Consequently, poor quality due to the construction of negative perceptions about an organisation merger or acquisitions also goes hardy in determining the buying behaviour and hence the profitability of an organisation. The rumination fueled by mergers and acquisitions consequently contributes to the downfall of an integrated organisation. Therefore, the repercussions of rumination: depression and anxiety as a result of uncertainties associated with mergers makes altitudes of employees towards an integrated company worse (Rose, 2002; Rose, Carlson and Waller, 2007). This indirectly affects the buying patterns of the consumers and hence, the downfall of the organisation after merger and acquisition deals are implemented as explained by (DePamphilis, 2005).

Conclusion and Recommendations

The discussions in this mini research paper are based on results of primary data administered through questionnaires. By drawing from a wide range of scholarly studies research in relation to effects merger and acquisition announcements on both short term and long term, the paper claims that rumination is contributed by anxieties emanating from cognitions of future uncertainness which results in social structures within an organisation break down.

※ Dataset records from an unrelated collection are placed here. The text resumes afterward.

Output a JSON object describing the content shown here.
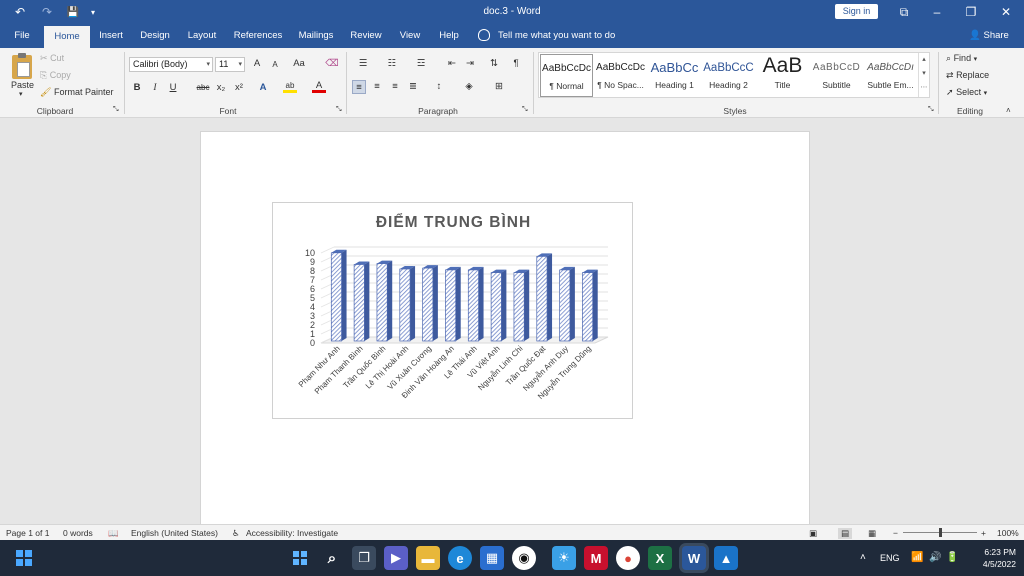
{
  "window": {
    "title": "doc.3 - Word",
    "sign_in": "Sign in",
    "qat": {
      "undo": "↶",
      "redo": "↷",
      "save": "💾",
      "more": "▾"
    },
    "controls": {
      "ribbon_display": "⧉",
      "minimize": "–",
      "restore": "❐",
      "close": "✕"
    }
  },
  "tabs": [
    "File",
    "Home",
    "Insert",
    "Design",
    "Layout",
    "References",
    "Mailings",
    "Review",
    "View",
    "Help"
  ],
  "tell_me": "Tell me what you want to do",
  "share": "Share",
  "ribbon": {
    "clipboard": {
      "label": "Clipboard",
      "paste": "Paste",
      "cut": "Cut",
      "copy": "Copy",
      "format_painter": "Format Painter"
    },
    "font": {
      "label": "Font",
      "family": "Calibri (Body)",
      "size": "11",
      "grow": "A",
      "shrink": "A",
      "case": "Aa",
      "bold": "B",
      "italic": "I",
      "underline": "U",
      "strike": "abc",
      "subscript": "x₂",
      "superscript": "x²",
      "effects": "A",
      "highlight": "ab",
      "color": "A"
    },
    "paragraph": {
      "label": "Paragraph",
      "pilcrow": "¶"
    },
    "styles": {
      "label": "Styles",
      "items": [
        {
          "preview": "AaBbCcDc",
          "name": "¶ Normal"
        },
        {
          "preview": "AaBbCcDc",
          "name": "¶ No Spac..."
        },
        {
          "preview": "AaBbCc",
          "name": "Heading 1"
        },
        {
          "preview": "AaBbCcC",
          "name": "Heading 2"
        },
        {
          "preview": "AaB",
          "name": "Title"
        },
        {
          "preview": "AaBbCcD",
          "name": "Subtitle"
        },
        {
          "preview": "AaBbCcDı",
          "name": "Subtle Em..."
        }
      ]
    },
    "editing": {
      "label": "Editing",
      "find": "Find",
      "replace": "Replace",
      "select": "Select"
    }
  },
  "chart_data": {
    "type": "bar",
    "title": "ĐIỂM TRUNG BÌNH",
    "categories": [
      "Phạm Như Anh",
      "Phạm Thanh Bình",
      "Trần Quốc Bình",
      "Lê Thị Hoài Anh",
      "Vũ Xuân Cương",
      "Đinh Văn Hoàng An",
      "Lê Thái Anh",
      "Vũ Việt Anh",
      "Nguyễn Linh Chi",
      "Trần Quốc Đạt",
      "Nguyễn Anh Duy",
      "Nguyễn Trung Dũng"
    ],
    "values": [
      9.8,
      8.5,
      8.6,
      8.0,
      8.1,
      7.9,
      7.9,
      7.6,
      7.6,
      9.4,
      7.9,
      7.6
    ],
    "yticks": [
      "0",
      "1",
      "2",
      "3",
      "4",
      "5",
      "6",
      "7",
      "8",
      "9",
      "10"
    ],
    "ylim": [
      0,
      10
    ],
    "grid": true,
    "bar_color": "#6f86c8"
  },
  "status": {
    "page": "Page 1 of 1",
    "words": "0 words",
    "language": "English (United States)",
    "accessibility": "Accessibility: Investigate",
    "zoom": "100%"
  },
  "taskbar": {
    "apps": [
      "start",
      "search",
      "task-view",
      "teams",
      "explorer",
      "edge",
      "store",
      "feedback",
      "mcafee",
      "chrome",
      "excel",
      "word",
      "photos"
    ],
    "lang": "ENG",
    "time": "6:23 PM",
    "date": "4/5/2022"
  }
}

As a consequence, group morale decreases and poor quality products are products at least in the short run. Consumers, on the other hand, are to be sensitive to quality and hence they respond negatively to the implications of merger and acquisitions on the employees of the individual organisation that enter into merger and acquisition deals.

The arguments presented in the research paper recommend that firms need to consider conducting the evaluation of their decisions to merge or acquire as they might have serious repercussions in future. In presenting these recommendations, the research paper unveils one of its limitations. It does not consider the advantages of forming an acquisition or a merger in relation to the development of rumination among the employees. Future research should, thus, focus on evaluating the effects of mergers and acquisitions on the consumer buying behaviours in relation to competitive advantages that firms acquire through the formation of mergers and acquisitions. In case the arising advantages compensate for the disadvantages, then mergers and acquisitions stand as solid means of reaching the global market of business and companies in the retail sector.